ABSTRACT
This paper engages with the thesis of the mobile border and the growing interest in cross-border mobilities and practices to understand how borders provide a raison d’être for the organization of everyday life for people living in China’s Southwest borderlands. Through a conversation between the literatures on cross-border mobilities, practices and livelihoods, this study moves beyond the mobile border thesis’s lopsided focus on diffused and dispersed practices that strengthen state sovereignty and border security, but instead emphasizes the kaleidoscopic everyday practices asserting and erasing borders at the same time, the plural rationalities of state governance, and grassroots actors’ agencies and skills in appropriating or transgressing borders. In sum, this study re-appropriates the mobile border thesis to argue that borders are mobile because of their permeation into the textures of everyday life. The empirical study elucidates this argument by investigating two border regions in China, Hekou, and Ruili in Yunnan Province. Specifically, it unpacks four sets of cross-border practices – cross-border socialities and kinship ties, cross-border marriage, labor mobilities, and everyday spaces of exchange – to reveal how what is possible at the everyday level is overdetermined by official territorialities, bottom-up negotiations, and the flexibility of state governance.
Disclosure statement
No potential conflict of interest was reported by the authors.
Notes
1. This argument, of course, are not applicable to all state practices pertaining to border management. The state may reject flexible categories of citizenship, disregard local aspirations, and create prolonged violence, as is often the case for the Myanmar side of the Sino-Myanmar border ruled by local warlords.

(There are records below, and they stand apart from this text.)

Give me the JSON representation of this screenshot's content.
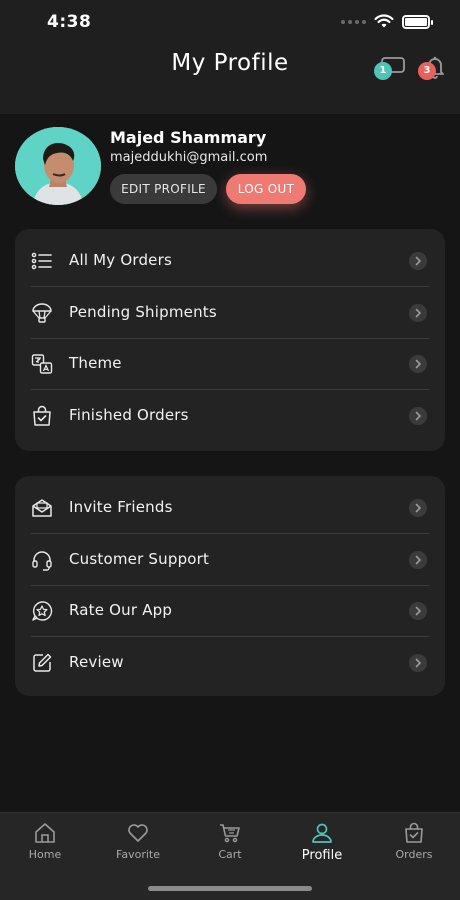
{
  "status_bar": {
    "time": "4:38"
  },
  "header": {
    "title": "My Profile",
    "chat_badge": "1",
    "notification_badge": "3",
    "chat_icon": "chat-bubble-icon",
    "notification_icon": "bell-icon"
  },
  "profile": {
    "name": "Majed Shammary",
    "email": "majeddukhi@gmail.com",
    "edit_label": "EDIT PROFILE",
    "logout_label": "LOG OUT"
  },
  "menu_group_1": [
    {
      "label": "All My Orders",
      "icon": "list-icon"
    },
    {
      "label": "Pending Shipments",
      "icon": "parachute-icon"
    },
    {
      "label": "Theme",
      "icon": "translate-icon"
    },
    {
      "label": "Finished Orders",
      "icon": "shopping-bag-check-icon"
    }
  ],
  "menu_group_2": [
    {
      "label": "Invite Friends",
      "icon": "envelope-icon"
    },
    {
      "label": "Customer Support",
      "icon": "headset-icon"
    },
    {
      "label": "Rate Our App",
      "icon": "star-badge-icon"
    },
    {
      "label": "Review",
      "icon": "edit-icon"
    }
  ],
  "tabbar": [
    {
      "label": "Home",
      "icon": "home-icon",
      "active": false
    },
    {
      "label": "Favorite",
      "icon": "heart-icon",
      "active": false
    },
    {
      "label": "Cart",
      "icon": "cart-icon",
      "active": false
    },
    {
      "label": "Profile",
      "icon": "user-icon",
      "active": true
    },
    {
      "label": "Orders",
      "icon": "orders-bag-icon",
      "active": false
    }
  ],
  "colors": {
    "accent_teal": "#4fc3b5",
    "accent_red": "#e8615c",
    "logout_button": "#ef7a72",
    "background": "#151516",
    "card": "#232324"
  }
}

2. We acknowledge that there is a relatively large gap between 2016 and 2020, and over this period of time, major development projects such as the Belt and Road Initiative profoundly reshaped borderscapes in the two regions. However, they do not comprise the validity of data presented in this paper, as the latter are mainly concerned with everyday cross-border practices. As our informants have affirmed, relatively limited changes have occurred to these mundane practices during the four-year interval.
3. Regulations of Yunnan Province on the Entry and Exit of Borderland Residents at Sino-Vietnamese and Sino-Laos Border Regions, URL: http://www.npcxj.com/index.php/Mobile/Lew/info/type1/difangxingfaguiguizhang/id/27450.html; Regulations of Yunnan Province on the Entry and Exit of Borderland Residents at Sino-Myanmar Border Regions, URL: http://www.xixik.com/content/d68c61de60374b96.
4. Miao people are called Hmong in Vietnam, and Dai people are called Shan in Myanmar.